There’s been a ton of research on the impact of AI tools like GitHub Copilot, but most of it comes from Microsoft and the vendors selling these solutions. So, we figured it was time to take a look at some real-world data and provide an independent perspective.
Earlier this month, we analyzed data from a US-based fintech company with 1,000-2,000 engineers. We’ve been working closely with them to understand the productivity impact of their Copilot rollout—something their CFO is very eager to measure.
Here’s what we found when we dug into the numbers.
One key metric we always look at with Copilot implementations is the boost in pull requests merged. Now, let’s be clear—the number of PRs alone isn’t a perfect metric. It doesn’t tell you about effort or how complex PRs are. But it’s a widely accepted signal for productivity, which is why it was included in the DX Core 4 framework.

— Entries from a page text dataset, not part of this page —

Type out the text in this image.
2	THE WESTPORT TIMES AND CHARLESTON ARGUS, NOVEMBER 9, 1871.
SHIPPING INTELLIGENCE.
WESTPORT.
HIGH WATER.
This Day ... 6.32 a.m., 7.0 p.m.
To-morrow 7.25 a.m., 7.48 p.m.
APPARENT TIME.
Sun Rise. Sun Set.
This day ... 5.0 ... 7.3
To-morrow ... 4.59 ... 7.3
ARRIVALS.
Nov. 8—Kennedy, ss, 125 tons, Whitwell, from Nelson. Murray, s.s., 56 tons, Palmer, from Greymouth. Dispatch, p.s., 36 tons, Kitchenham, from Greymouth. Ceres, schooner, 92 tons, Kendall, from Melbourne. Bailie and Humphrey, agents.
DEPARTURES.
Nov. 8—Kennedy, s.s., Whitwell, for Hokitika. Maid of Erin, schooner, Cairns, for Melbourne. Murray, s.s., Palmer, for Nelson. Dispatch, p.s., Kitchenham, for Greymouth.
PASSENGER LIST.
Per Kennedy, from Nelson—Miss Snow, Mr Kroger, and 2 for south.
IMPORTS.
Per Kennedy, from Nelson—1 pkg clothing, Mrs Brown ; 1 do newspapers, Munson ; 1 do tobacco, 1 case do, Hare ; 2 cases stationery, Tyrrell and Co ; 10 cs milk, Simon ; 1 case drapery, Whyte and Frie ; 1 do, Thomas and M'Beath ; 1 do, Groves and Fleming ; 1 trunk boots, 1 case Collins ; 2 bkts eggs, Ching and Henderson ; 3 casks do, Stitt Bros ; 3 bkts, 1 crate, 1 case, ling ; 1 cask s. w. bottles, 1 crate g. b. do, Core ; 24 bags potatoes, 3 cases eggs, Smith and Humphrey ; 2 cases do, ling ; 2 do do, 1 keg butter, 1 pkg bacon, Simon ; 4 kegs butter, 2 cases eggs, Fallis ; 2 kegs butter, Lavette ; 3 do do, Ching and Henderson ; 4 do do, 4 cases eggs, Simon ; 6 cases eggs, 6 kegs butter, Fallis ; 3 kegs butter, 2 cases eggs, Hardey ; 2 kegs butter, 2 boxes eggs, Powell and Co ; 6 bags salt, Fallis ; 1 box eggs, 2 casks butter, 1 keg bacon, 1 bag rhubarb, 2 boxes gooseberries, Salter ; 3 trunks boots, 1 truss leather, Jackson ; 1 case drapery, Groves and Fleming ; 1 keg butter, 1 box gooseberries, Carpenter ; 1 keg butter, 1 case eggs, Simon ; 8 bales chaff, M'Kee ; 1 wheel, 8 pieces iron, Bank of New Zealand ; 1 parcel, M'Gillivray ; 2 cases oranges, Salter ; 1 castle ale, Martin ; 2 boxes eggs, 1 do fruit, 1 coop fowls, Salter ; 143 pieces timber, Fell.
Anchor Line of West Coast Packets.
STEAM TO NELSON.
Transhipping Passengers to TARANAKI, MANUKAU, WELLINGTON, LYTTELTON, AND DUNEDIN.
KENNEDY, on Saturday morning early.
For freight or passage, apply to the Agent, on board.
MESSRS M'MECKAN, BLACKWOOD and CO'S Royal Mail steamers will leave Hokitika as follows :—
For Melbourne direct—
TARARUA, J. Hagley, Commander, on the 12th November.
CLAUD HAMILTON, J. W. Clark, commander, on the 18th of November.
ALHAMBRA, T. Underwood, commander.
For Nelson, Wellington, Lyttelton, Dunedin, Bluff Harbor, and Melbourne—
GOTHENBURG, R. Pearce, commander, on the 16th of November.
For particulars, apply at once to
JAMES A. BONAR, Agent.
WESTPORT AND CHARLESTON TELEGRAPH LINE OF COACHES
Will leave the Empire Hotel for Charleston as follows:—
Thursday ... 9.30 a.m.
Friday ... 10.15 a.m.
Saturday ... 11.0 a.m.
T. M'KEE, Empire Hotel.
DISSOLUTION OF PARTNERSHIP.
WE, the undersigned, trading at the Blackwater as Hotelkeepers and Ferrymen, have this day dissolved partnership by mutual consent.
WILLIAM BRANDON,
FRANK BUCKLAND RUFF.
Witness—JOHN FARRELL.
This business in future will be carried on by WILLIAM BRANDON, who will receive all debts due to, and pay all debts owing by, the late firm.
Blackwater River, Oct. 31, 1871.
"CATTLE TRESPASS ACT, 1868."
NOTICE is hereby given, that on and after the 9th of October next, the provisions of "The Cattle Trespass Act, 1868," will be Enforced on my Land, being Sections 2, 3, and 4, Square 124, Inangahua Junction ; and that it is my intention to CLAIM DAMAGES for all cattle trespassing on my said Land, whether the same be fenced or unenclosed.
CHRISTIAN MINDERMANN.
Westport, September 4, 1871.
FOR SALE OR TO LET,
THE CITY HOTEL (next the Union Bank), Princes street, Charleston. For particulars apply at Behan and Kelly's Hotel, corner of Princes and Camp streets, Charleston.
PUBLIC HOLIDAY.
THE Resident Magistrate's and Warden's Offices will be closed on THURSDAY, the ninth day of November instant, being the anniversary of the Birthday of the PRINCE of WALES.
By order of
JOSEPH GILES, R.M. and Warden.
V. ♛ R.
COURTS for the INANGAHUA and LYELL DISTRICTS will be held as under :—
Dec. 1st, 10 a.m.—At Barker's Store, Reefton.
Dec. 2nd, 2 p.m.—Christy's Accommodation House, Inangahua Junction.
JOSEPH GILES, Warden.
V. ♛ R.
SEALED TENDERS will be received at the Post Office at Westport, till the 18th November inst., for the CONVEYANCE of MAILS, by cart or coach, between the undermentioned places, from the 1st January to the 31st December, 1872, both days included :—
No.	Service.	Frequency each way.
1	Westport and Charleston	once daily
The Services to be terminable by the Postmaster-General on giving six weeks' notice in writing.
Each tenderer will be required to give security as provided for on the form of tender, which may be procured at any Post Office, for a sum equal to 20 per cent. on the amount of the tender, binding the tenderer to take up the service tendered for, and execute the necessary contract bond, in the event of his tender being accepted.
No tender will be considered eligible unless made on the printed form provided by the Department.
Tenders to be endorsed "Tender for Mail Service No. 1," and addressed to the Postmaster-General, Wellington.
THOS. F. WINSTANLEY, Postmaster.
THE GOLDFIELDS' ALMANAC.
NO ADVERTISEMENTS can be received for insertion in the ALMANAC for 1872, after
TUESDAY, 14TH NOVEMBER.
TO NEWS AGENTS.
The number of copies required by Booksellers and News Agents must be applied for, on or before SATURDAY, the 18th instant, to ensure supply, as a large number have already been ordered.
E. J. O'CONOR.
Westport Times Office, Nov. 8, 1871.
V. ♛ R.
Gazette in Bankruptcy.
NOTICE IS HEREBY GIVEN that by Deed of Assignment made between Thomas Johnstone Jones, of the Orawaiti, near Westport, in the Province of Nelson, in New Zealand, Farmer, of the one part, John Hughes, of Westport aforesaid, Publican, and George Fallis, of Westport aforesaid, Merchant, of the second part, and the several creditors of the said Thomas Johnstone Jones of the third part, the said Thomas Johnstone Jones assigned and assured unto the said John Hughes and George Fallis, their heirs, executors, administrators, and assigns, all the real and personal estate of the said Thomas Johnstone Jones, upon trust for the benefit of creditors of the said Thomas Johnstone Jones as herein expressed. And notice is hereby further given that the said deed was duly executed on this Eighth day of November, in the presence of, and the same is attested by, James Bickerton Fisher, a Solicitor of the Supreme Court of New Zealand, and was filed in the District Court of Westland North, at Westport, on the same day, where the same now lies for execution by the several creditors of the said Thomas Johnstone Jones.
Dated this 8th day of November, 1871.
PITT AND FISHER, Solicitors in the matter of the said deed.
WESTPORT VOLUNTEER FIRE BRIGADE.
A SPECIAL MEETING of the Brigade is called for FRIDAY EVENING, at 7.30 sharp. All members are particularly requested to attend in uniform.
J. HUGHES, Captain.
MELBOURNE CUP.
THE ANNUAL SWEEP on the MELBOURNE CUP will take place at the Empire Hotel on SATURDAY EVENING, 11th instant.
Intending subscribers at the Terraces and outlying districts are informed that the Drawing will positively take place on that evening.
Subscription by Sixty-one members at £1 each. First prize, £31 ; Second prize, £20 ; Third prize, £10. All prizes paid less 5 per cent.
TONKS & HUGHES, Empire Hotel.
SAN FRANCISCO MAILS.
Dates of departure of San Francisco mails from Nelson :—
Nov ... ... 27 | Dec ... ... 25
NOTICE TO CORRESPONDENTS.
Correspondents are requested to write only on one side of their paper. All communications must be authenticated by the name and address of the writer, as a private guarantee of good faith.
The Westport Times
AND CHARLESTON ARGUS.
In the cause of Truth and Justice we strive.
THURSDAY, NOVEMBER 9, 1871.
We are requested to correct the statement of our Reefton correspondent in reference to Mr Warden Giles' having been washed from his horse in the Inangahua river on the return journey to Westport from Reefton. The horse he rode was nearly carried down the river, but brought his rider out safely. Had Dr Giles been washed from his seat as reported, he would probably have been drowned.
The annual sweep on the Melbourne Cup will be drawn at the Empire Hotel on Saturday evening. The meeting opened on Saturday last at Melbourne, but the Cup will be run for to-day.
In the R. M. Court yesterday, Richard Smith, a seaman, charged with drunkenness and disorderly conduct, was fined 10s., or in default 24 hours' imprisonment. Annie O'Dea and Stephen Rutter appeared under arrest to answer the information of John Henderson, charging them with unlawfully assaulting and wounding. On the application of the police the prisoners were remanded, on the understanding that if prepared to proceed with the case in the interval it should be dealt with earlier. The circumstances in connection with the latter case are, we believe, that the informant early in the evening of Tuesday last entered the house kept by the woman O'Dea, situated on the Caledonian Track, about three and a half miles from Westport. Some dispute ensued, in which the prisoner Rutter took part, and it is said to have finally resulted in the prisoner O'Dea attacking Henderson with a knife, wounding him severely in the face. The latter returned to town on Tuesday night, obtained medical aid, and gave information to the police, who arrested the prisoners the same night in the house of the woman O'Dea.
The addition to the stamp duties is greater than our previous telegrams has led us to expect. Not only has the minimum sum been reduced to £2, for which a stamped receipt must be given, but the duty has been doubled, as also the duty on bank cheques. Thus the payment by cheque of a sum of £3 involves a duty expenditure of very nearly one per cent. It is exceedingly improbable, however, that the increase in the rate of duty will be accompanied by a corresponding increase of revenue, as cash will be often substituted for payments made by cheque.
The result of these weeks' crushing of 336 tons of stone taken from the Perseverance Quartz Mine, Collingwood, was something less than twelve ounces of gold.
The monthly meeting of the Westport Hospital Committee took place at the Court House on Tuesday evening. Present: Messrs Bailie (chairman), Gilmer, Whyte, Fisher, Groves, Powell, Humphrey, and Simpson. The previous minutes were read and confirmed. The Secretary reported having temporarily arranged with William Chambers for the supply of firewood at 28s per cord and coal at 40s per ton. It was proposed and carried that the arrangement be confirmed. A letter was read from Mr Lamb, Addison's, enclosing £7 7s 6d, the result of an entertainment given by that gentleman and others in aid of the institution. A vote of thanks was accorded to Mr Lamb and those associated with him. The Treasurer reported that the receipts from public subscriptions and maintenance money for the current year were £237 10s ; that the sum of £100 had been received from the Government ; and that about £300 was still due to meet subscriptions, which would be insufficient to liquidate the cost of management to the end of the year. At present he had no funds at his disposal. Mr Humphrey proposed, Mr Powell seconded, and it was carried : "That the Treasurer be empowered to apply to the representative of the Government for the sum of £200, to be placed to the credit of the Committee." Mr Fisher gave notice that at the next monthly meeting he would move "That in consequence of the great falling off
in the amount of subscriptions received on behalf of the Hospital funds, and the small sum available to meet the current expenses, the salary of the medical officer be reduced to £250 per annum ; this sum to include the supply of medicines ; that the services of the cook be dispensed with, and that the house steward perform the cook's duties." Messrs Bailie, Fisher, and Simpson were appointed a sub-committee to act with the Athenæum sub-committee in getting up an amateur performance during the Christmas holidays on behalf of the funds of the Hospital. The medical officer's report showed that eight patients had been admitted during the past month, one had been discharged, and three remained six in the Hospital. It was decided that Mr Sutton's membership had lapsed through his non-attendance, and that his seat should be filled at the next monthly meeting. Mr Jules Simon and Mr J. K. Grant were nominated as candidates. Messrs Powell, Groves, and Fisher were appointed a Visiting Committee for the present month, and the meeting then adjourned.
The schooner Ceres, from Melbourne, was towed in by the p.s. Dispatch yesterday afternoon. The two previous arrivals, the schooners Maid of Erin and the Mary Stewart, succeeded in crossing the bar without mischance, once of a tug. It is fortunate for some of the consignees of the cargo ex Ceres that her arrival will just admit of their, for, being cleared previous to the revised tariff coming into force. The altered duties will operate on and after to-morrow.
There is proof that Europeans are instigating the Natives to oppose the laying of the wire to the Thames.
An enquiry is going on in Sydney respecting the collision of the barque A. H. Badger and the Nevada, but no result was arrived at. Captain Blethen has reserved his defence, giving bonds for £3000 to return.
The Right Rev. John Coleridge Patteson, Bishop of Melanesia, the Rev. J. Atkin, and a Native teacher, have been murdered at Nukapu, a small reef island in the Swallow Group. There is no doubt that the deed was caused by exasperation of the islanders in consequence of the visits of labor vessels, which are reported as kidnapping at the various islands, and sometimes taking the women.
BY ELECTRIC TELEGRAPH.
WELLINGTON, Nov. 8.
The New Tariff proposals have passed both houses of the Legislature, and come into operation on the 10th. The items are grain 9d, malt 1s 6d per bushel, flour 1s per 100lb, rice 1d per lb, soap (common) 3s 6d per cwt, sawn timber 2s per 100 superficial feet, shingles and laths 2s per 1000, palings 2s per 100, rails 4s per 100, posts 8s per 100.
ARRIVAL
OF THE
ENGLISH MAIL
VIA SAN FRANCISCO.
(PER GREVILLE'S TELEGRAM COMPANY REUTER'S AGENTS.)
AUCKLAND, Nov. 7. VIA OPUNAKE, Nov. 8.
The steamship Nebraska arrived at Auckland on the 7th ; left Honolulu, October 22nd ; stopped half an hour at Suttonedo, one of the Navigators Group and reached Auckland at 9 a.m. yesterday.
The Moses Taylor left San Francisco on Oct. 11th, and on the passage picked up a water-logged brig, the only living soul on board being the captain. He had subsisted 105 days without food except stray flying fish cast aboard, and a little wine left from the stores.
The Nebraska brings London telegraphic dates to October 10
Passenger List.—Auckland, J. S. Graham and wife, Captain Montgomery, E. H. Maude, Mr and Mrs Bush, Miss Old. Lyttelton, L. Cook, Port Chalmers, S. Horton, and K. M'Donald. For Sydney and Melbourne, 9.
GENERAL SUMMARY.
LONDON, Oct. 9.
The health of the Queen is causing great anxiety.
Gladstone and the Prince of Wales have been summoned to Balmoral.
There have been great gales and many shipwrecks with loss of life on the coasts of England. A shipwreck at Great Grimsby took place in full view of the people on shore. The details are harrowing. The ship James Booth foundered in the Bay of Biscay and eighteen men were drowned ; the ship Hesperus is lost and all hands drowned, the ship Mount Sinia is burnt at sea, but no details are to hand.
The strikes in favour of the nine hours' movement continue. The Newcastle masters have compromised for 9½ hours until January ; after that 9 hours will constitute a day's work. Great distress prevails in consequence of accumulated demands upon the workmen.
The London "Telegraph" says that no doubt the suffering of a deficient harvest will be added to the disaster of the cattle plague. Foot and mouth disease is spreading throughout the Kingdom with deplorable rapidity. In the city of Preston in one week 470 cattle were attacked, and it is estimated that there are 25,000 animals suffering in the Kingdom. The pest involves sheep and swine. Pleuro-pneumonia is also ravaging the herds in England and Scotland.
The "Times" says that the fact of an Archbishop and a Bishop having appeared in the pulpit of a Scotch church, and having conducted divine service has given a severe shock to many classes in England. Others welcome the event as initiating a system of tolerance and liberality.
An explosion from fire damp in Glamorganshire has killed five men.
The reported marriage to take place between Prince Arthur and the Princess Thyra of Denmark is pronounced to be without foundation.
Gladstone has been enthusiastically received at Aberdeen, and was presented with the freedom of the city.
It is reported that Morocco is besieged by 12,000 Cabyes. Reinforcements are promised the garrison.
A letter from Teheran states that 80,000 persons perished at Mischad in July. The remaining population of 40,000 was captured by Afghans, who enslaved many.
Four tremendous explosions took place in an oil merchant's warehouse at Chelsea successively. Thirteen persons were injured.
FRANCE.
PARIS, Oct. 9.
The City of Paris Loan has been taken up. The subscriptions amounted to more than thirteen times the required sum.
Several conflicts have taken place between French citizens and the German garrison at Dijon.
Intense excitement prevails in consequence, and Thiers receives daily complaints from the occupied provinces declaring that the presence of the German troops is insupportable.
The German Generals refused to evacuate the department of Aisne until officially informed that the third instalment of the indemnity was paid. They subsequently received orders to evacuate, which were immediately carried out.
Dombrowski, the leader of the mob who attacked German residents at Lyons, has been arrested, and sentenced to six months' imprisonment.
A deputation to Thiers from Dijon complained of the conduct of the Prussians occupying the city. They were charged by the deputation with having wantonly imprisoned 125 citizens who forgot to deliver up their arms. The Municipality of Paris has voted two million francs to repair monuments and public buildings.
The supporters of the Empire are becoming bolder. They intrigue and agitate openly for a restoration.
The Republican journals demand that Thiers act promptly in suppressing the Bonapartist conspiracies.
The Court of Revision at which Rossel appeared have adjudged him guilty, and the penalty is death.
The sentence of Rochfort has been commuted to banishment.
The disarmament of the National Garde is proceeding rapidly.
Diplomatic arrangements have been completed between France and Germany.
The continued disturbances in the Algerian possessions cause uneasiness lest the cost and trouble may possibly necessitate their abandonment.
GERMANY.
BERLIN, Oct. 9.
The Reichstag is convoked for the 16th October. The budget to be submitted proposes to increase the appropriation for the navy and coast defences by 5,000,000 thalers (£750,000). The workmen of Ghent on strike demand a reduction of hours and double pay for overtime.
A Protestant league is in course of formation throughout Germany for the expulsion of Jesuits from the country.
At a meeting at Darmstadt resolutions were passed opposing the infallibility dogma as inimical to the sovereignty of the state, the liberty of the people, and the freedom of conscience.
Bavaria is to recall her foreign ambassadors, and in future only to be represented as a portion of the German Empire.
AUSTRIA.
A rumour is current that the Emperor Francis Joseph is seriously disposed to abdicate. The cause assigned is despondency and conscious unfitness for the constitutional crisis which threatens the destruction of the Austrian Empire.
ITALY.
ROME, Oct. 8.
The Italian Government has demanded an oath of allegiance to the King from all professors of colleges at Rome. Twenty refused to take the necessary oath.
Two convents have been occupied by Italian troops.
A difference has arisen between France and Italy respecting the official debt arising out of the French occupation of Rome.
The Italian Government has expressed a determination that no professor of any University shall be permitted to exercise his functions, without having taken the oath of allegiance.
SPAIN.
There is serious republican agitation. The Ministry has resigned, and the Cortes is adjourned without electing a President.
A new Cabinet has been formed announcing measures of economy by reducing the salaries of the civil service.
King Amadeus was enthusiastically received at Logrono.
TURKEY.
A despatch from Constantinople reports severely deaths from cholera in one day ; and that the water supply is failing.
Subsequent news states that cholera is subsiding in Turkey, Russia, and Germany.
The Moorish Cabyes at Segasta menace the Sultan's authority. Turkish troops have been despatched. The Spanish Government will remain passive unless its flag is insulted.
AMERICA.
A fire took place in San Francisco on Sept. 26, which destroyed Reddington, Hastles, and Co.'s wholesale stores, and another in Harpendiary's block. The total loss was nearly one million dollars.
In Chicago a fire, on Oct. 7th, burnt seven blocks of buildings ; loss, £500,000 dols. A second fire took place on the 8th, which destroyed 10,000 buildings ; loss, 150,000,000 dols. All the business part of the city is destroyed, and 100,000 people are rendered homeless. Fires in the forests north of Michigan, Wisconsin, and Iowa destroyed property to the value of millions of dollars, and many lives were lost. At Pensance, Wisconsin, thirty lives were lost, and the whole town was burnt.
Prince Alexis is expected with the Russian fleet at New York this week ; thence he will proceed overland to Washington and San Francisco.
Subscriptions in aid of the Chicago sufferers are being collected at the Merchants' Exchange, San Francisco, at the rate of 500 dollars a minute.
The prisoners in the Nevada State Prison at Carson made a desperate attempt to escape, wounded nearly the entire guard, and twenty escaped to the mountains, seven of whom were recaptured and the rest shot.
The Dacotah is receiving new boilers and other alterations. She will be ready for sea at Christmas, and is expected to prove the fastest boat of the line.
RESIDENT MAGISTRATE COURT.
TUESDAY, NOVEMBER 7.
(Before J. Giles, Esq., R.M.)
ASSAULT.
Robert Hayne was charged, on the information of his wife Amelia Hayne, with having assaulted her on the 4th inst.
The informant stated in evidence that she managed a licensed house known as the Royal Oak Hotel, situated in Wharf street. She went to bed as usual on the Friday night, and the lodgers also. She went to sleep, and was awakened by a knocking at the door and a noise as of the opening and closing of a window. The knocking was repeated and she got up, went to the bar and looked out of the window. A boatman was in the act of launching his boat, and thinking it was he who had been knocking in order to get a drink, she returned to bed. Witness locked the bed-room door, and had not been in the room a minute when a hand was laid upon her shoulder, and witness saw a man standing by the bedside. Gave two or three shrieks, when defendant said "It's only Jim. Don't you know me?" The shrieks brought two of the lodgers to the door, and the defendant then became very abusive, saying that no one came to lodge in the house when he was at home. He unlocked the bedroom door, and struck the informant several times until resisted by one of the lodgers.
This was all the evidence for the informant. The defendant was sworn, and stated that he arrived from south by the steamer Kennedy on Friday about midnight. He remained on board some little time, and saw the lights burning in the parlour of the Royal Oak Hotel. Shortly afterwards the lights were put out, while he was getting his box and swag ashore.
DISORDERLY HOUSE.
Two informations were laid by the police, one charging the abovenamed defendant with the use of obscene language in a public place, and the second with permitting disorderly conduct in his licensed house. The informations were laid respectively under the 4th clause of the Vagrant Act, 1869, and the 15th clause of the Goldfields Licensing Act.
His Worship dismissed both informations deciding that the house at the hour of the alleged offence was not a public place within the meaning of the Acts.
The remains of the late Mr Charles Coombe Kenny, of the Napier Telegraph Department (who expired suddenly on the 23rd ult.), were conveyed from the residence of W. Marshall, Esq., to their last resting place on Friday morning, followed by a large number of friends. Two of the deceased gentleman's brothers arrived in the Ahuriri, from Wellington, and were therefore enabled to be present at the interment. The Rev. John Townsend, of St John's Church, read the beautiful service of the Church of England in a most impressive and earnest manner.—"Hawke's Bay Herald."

For this analysis, we split the developer population into two groups: active Copilot users (developers using it at least once a week) and non-active users.
Over a 90-day period, active Copilot users merged 24% more PRs per week than non-users. A 24% lift is big, and the company was thrilled with this result.
Of course, not all PRs are created equal. Some are more complex than others. So, we also looked at average PR size, measured by lines of code changed. What we found was that active Copilot users not only merged more PRs, but their PRs were also larger on average.
The takeaway: this fintech company is seeing a measurable increase in output from Copilot users. This has helped them feel more confident about their investment.
That said, not every organization sees a 25% lift. Some even report lower PR throughput with Copilot. We’ll dive into some reasons for this in future reports, but it underscores why you need to look at a range of metrics when evaluating the impact.
As mentioned earlier, PRs don’t tell the whole story. There are other variables at play. Maybe the developers using Copilot are just more experienced or more productive overall. It could be correlation, not causation.
That’s why this company also looked at self-reported time savings. In their latest quarterly survey, 28% of active Copilot users reported saving at least one hour per week, and 11% said they’re saving two or more hours per week. These numbers track closely with the uptick in PR output.
Of course, self-reported metrics like this one have their own challenges, namely that it’s hard for people to provide highly precise reports on the time they’ve saved. One of the ways to overcome this is to collect more in-the-moment data points through methods such as experience sampling.
There’s been no shortage of vendor-driven research on AI tools like Copilot, but real-world examples are still hard to come by. The data we’ve seen from this fintech company shows a meaningful boost in both output and time savings. As Copilot continues to evolve, and as developers get better at using it, we expect its impact to keep growing.